Am 10. März zündete ein 40-jähriger Mann die Unterstadt-Kirche St. Jodok an. Der Sachschaden lag bei fast zwei Millionen Euro, die Kirchengemeinde war geschockt. Dutzende Feuerwehrleute taten alles, um das Feuer unter Kontrolle zu bringen und ein Übergreifen auf weitere Altstadtgebäude zu verhindern. Der Brandstifter wurde gefasst und verurteilt. In St. Jodok sollen im Frühjahr 2019 wieder Gottesdienste gefeiert werden.
Kaum jemand versteht, dass ein Mensch eine Kirche anzündet. Und kaum ein Ravensburger hätte es für möglich gehalten, dass in unserer Stadt ein Mann auf dem Marienplatz am helllichten Tag drei Menschen niedersticht. Zwei Syrer und ein Deutscher wurden am 28. September bei der Messerattacke eines psychisch kranken Mannes aus Afghanistan lebensgefährlich verletzt. Auch hier gab es Menschen, die eingriffen, die den Täter stoppten und sich um die Opfer kümmerten. Doch viele, viel zu viele, sahen weg. Oder sahen hin – und filmten die Szenen mit dem Handy. Verhaltensweisen, die nur Kopfschütteln auslösen und fassungslos machen.

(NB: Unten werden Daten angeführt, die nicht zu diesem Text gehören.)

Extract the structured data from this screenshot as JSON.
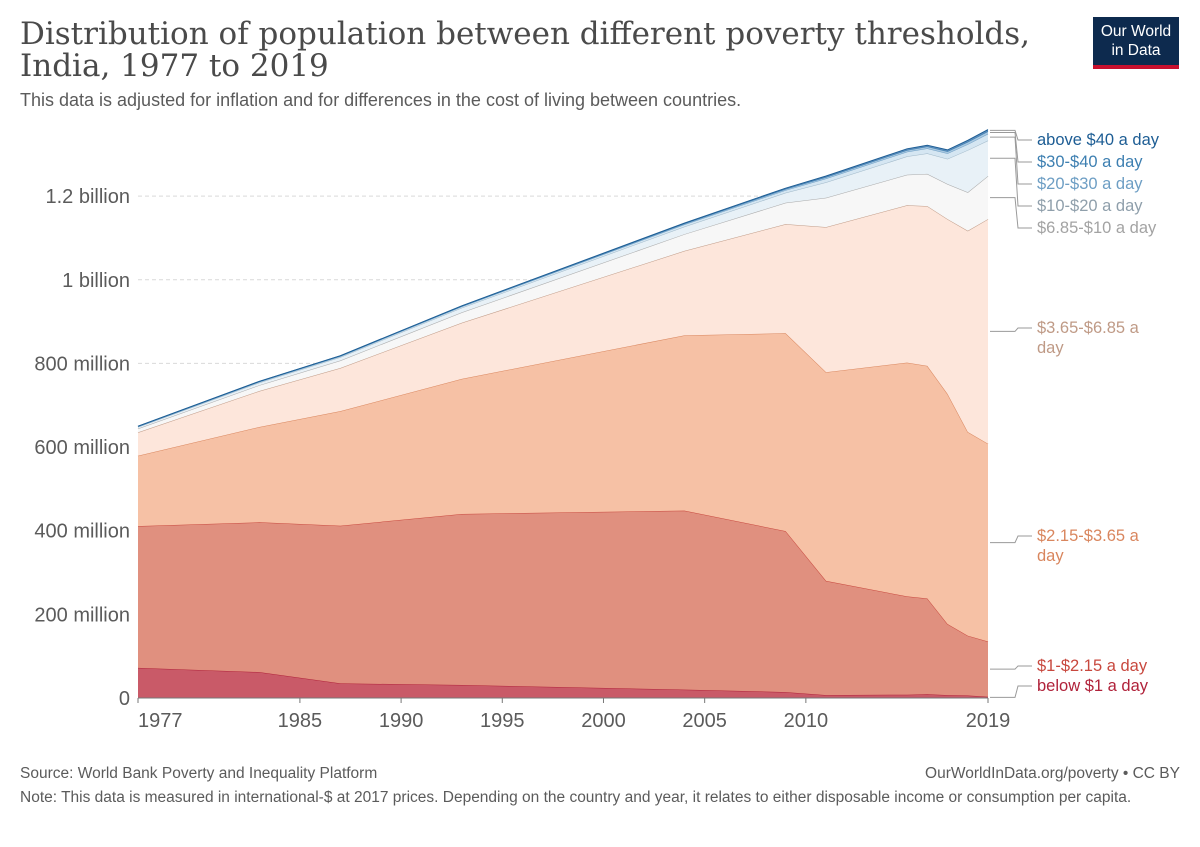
{
  "header": {
    "title": "Distribution of population between different poverty thresholds, India, 1977 to 2019",
    "subtitle": "This data is adjusted for inflation and for differences in the cost of living between countries."
  },
  "logo": {
    "line1": "Our World",
    "line2": "in Data"
  },
  "footer": {
    "source": "Source: World Bank Poverty and Inequality Platform",
    "credit": "OurWorldInData.org/poverty • CC BY",
    "note": "Note: This data is measured in international-$ at 2017 prices. Depending on the country and year, it relates to either disposable income or consumption per capita."
  },
  "chart_data": {
    "type": "area",
    "stacked": true,
    "x": [
      1977,
      1983,
      1987,
      1993,
      2004,
      2009,
      2011,
      2015,
      2016,
      2017,
      2018,
      2019
    ],
    "xticks": [
      {
        "value": 1977,
        "label": "1977"
      },
      {
        "value": 1985,
        "label": "1985"
      },
      {
        "value": 1990,
        "label": "1990"
      },
      {
        "value": 1995,
        "label": "1995"
      },
      {
        "value": 2000,
        "label": "2000"
      },
      {
        "value": 2005,
        "label": "2005"
      },
      {
        "value": 2010,
        "label": "2010"
      },
      {
        "value": 2019,
        "label": "2019"
      }
    ],
    "yticks": [
      {
        "value": 0,
        "label": "0"
      },
      {
        "value": 200000000,
        "label": "200 million"
      },
      {
        "value": 400000000,
        "label": "400 million"
      },
      {
        "value": 600000000,
        "label": "600 million"
      },
      {
        "value": 800000000,
        "label": "800 million"
      },
      {
        "value": 1000000000,
        "label": "1 billion"
      },
      {
        "value": 1200000000,
        "label": "1.2 billion"
      }
    ],
    "xlim": [
      1977,
      2019
    ],
    "ylim": [
      0,
      1370000000
    ],
    "grid": "horizontal dashed",
    "legend_position": "right, labels at series ends",
    "series": [
      {
        "name": "below $1 a day",
        "color": "#b0223a",
        "fill": "#c95a68",
        "values": [
          72000000,
          62000000,
          35000000,
          31000000,
          20000000,
          14000000,
          7000000,
          8000000,
          9000000,
          7000000,
          6000000,
          3000000
        ]
      },
      {
        "name": "$1-$2.15 a day",
        "color": "#c8483e",
        "fill": "#e0907f",
        "values": [
          339000000,
          358000000,
          377000000,
          409000000,
          428000000,
          385000000,
          273000000,
          235000000,
          229000000,
          170000000,
          143000000,
          132000000
        ]
      },
      {
        "name": "$2.15-$3.65 a day",
        "color": "#d9865e",
        "fill": "#f6c1a5",
        "values": [
          168000000,
          228000000,
          274000000,
          323000000,
          419000000,
          473000000,
          499000000,
          559000000,
          556000000,
          550000000,
          487000000,
          473000000
        ]
      },
      {
        "name": "$3.65-$6.85 a day",
        "color": "#bf9a86",
        "fill": "#fde6db",
        "values": [
          56000000,
          86000000,
          103000000,
          134000000,
          202000000,
          261000000,
          347000000,
          376000000,
          382000000,
          418000000,
          481000000,
          537000000
        ]
      },
      {
        "name": "$6.85-$10 a day",
        "color": "#a9a9a9",
        "fill": "#f7f7f7",
        "values": [
          9000000,
          14000000,
          18000000,
          25000000,
          40000000,
          51000000,
          70000000,
          73000000,
          77000000,
          84000000,
          92000000,
          103000000
        ]
      },
      {
        "name": "$10-$20 a day",
        "color": "#a0b8c8",
        "fill": "#e8f1f7",
        "values": [
          4000000,
          6000000,
          8000000,
          11000000,
          18000000,
          24000000,
          37000000,
          44000000,
          49000000,
          60000000,
          101000000,
          85000000
        ]
      },
      {
        "name": "$20-$30 a day",
        "color": "#6d9ec4",
        "fill": "#d5e6f2",
        "values": [
          1000000,
          2000000,
          2000000,
          3000000,
          5000000,
          6000000,
          9000000,
          11000000,
          12000000,
          13000000,
          14000000,
          16000000
        ]
      },
      {
        "name": "$30-$40 a day",
        "color": "#3d7fb1",
        "fill": "#a9c8e1",
        "values": [
          500000,
          700000,
          900000,
          1000000,
          2000000,
          3000000,
          3500000,
          4000000,
          4500000,
          5000000,
          5500000,
          6000000
        ]
      },
      {
        "name": "above $40 a day",
        "color": "#1d5d94",
        "fill": "#5f8fbd",
        "values": [
          400000,
          500000,
          600000,
          800000,
          1500000,
          2000000,
          2500000,
          3000000,
          3200000,
          3500000,
          3800000,
          4000000
        ]
      }
    ],
    "legend_labels": [
      {
        "series": "above $40 a day",
        "lines": [
          "above $40 a day"
        ],
        "color": "#1d5d94"
      },
      {
        "series": "$30-$40 a day",
        "lines": [
          "$30-$40 a day"
        ],
        "color": "#3d7fb1"
      },
      {
        "series": "$20-$30 a day",
        "lines": [
          "$20-$30 a day"
        ],
        "color": "#6d9ec4"
      },
      {
        "series": "$10-$20 a day",
        "lines": [
          "$10-$20 a day"
        ],
        "color": "#8f9fab"
      },
      {
        "series": "$6.85-$10 a day",
        "lines": [
          "$6.85-$10 a day"
        ],
        "color": "#a3a3a3"
      },
      {
        "series": "$3.65-$6.85 a day",
        "lines": [
          "$3.65-$6.85 a",
          "day"
        ],
        "color": "#bf9a86"
      },
      {
        "series": "$2.15-$3.65 a day",
        "lines": [
          "$2.15-$3.65 a",
          "day"
        ],
        "color": "#d9865e"
      },
      {
        "series": "$1-$2.15 a day",
        "lines": [
          "$1-$2.15 a day"
        ],
        "color": "#c8483e"
      },
      {
        "series": "below $1 a day",
        "lines": [
          "below $1 a day"
        ],
        "color": "#b0223a"
      }
    ]
  }
}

Tröstlich: Dass an dieser Stelle nur zwei schreckliche Straftaten erwähnt werden müssen, liegt daran, dass es ähnliche Vorfälle dieser Dimension 2018 in Ravensburg nicht gab. Die Stadt ist, abgesehen von an jedem Wochenende vorkommenden Schlägereien vor Clubs und Gaststätten, im Großen und Ganzen eine sichere Stadt. Eine Stadt, in der es sich gut leben lässt. Und in der viel Schönes geboten wird, auch 2019. Kommen Sie gut ins neue Jahr.